No statistically significant difference was determined between the groups regarding age, weight, body surface area, gender, or European System for Cardiac Operative Risk Evaluation score (P=0.615, P=0.560, P=0.934, P=0.365, P=0.955, respectively). Although there was no statistically significant difference between the groups in terms of aortic cross-clamping time (P=0.712), cardiopulmonary bypass duration was longer in Group B (P=0.001). Even though the incidence of stroke was higher in Group B (P=0.030), no statistically significant difference was observed between the groups regarding total incidence of MAE, mortality, mechanical ventilation time, length of stay in the intensive care unit, or length of hospital stay (P=0.153, P=0.130, P=0.689, P=0.710, P=0.613, respectively).
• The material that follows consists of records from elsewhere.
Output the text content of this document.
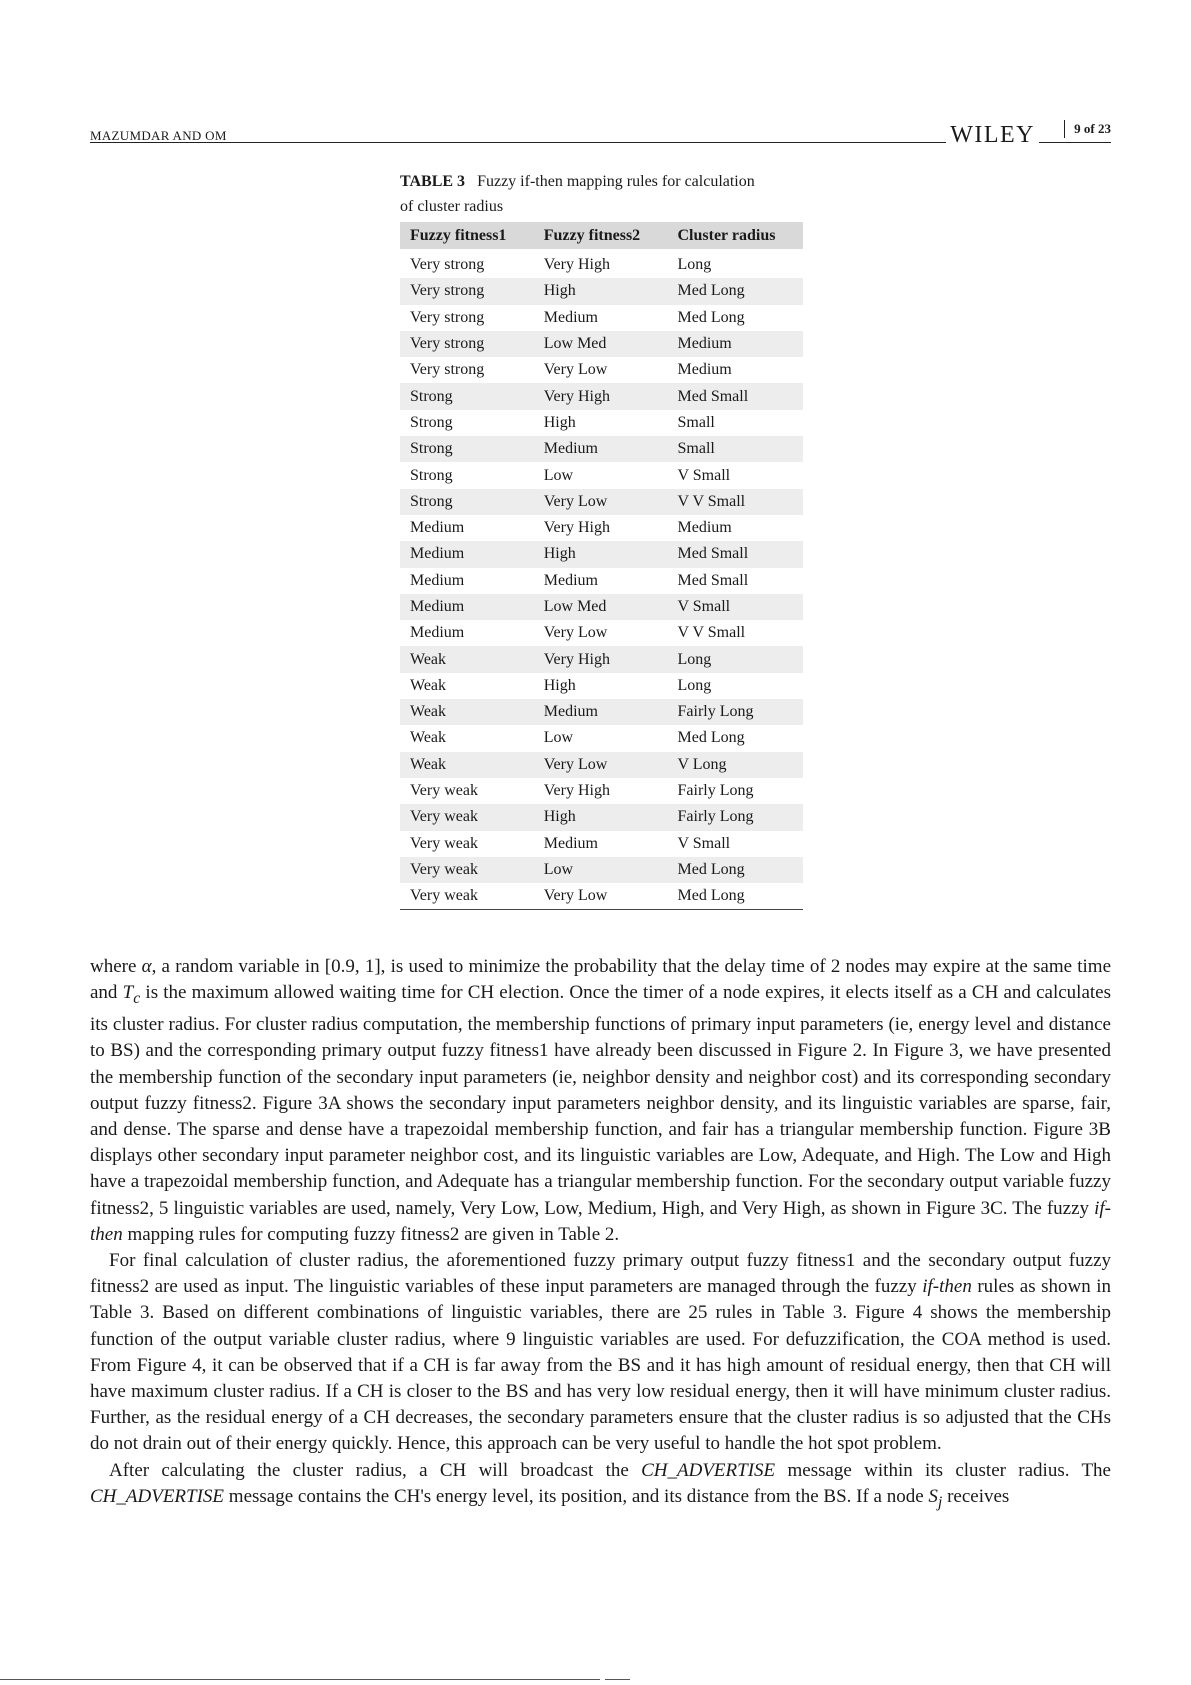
MAZUMDAR AND OM	WILEY	9 of 23
TABLE 3 Fuzzy if-then mapping rules for calculation of cluster radius
Fuzzy fitness1	Fuzzy fitness2	Cluster radius
Very strong	Very High	Long
Very strong	High	Med Long
Very strong	Medium	Med Long
Very strong	Low Med	Medium
Very strong	Very Low	Medium
Strong	Very High	Med Small
Strong	High	Small
Strong	Medium	Small
Strong	Low	V Small
Strong	Very Low	V V Small
Medium	Very High	Medium
Medium	High	Med Small
Medium	Medium	Med Small
Medium	Low Med	V Small
Medium	Very Low	V V Small
Weak	Very High	Long
Weak	High	Long
Weak	Medium	Fairly Long
Weak	Low	Med Long
Weak	Very Low	V Long
Very weak	Very High	Fairly Long
Very weak	High	Fairly Long
Very weak	Medium	V Small
Very weak	Low	Med Long
Very weak	Very Low	Med Long

where α, a random variable in [0.9, 1], is used to minimize the probability that the delay time of 2 nodes may expire at the same time and $T_c$ is the maximum allowed waiting time for CH election. Once the timer of a node expires, it elects itself as a CH and calculates its cluster radius. For cluster radius computation, the membership functions of primary input parameters (ie, energy level and distance to BS) and the corresponding primary output fuzzy fitness1 have already been discussed in Figure 2. In Figure 3, we have presented the membership function of the secondary input parameters (ie, neighbor density and neighbor cost) and its corresponding secondary output fuzzy fitness2. Figure 3A shows the secondary input parameters neighbor density, and its linguistic variables are sparse, fair, and dense. The sparse and dense have a trapezoidal membership function, and fair has a triangular membership function. Figure 3B displays other secondary input parameter neighbor cost, and its linguistic variables are Low, Adequate, and High. The Low and High have a trapezoidal membership function, and Adequate has a triangular membership function. For the secondary output variable fuzzy fitness2, 5 linguistic variables are used, namely, Very Low, Low, Medium, High, and Very High, as shown in Figure 3C. The fuzzy if-then mapping rules for computing fuzzy fitness2 are given in Table 2.

For final calculation of cluster radius, the aforementioned fuzzy primary output fuzzy fitness1 and the secondary output fuzzy fitness2 are used as input. The linguistic variables of these input parameters are managed through the fuzzy if-then rules as shown in Table 3. Based on different combinations of linguistic variables, there are 25 rules in Table 3. Figure 4 shows the membership function of the output variable cluster radius, where 9 linguistic variables are used. For defuzzification, the COA method is used. From Figure 4, it can be observed that if a CH is far away from the BS and it has high amount of residual energy, then that CH will have maximum cluster radius. If a CH is closer to the BS and has very low residual energy, then it will have minimum cluster radius. Further, as the residual energy of a CH decreases, the secondary parameters ensure that the cluster radius is so adjusted that the CHs do not drain out of their energy quickly. Hence, this approach can be very useful to handle the hot spot problem.

After calculating the cluster radius, a CH will broadcast the CH_ADVERTISE message within its cluster radius. The CH_ADVERTISE message contains the CH's energy level, its position, and its distance from the BS. If a node $S_j$ receives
We found no significant difference in MAE, mortality, duration of mechanical ventilation, intensive care unit stay, or hospital stay between the DNC and BC groups. We believe that both solutions can be used safely for cardiac protection in the adult patient population.
本研究旨在探讨我们在体外循环冠状动脉旁路移植术(CABG)中使用的血停搏液(BC)和 Del Nido 停搏液(DNC)溶液对早期死亡率和主要不良事件(MAE)的影响。
我们回顾性分析了 2016 年 1 月至 2020 年 1 月在我院接受 CABG 的 329 例连续患者。心肌梗死、再次手术、心脏压塞、中风、肾衰竭、体外膜氧合需要和心肺复苏定义为 MAE。使用 DNC 的组为 D 组(181 [55%]例),使用 BC 的组为 B 组(141 [45%]例)。
两组在年龄、体重、体表面积、性别或欧洲心脏手术风险评估系统评分方面无统计学差异(P=0.615,P=0.560,P=0.934,P=0.365,P=0.955)。虽然两组的主动脉阻断时间无统计学差异(P=0.712),但 B 组的体外循环时间更长(P=0.001)。虽然 B 组中风发生率较高(P=0.030),但两组 MAE 总发生率、死亡率、机械通气时间、重症监护病房停留时间和住院时间无统计学差异(P=0.153,P=0.130,P=0.689,P=0.710,P=0.613)。
我们发现 DNC 和 BC 组在 MAE、死亡率、机械通气时间、重症监护病房停留时间和住院时间方面无显著差异。我们认为两种溶液均可安全用于成年患者的心脏保护。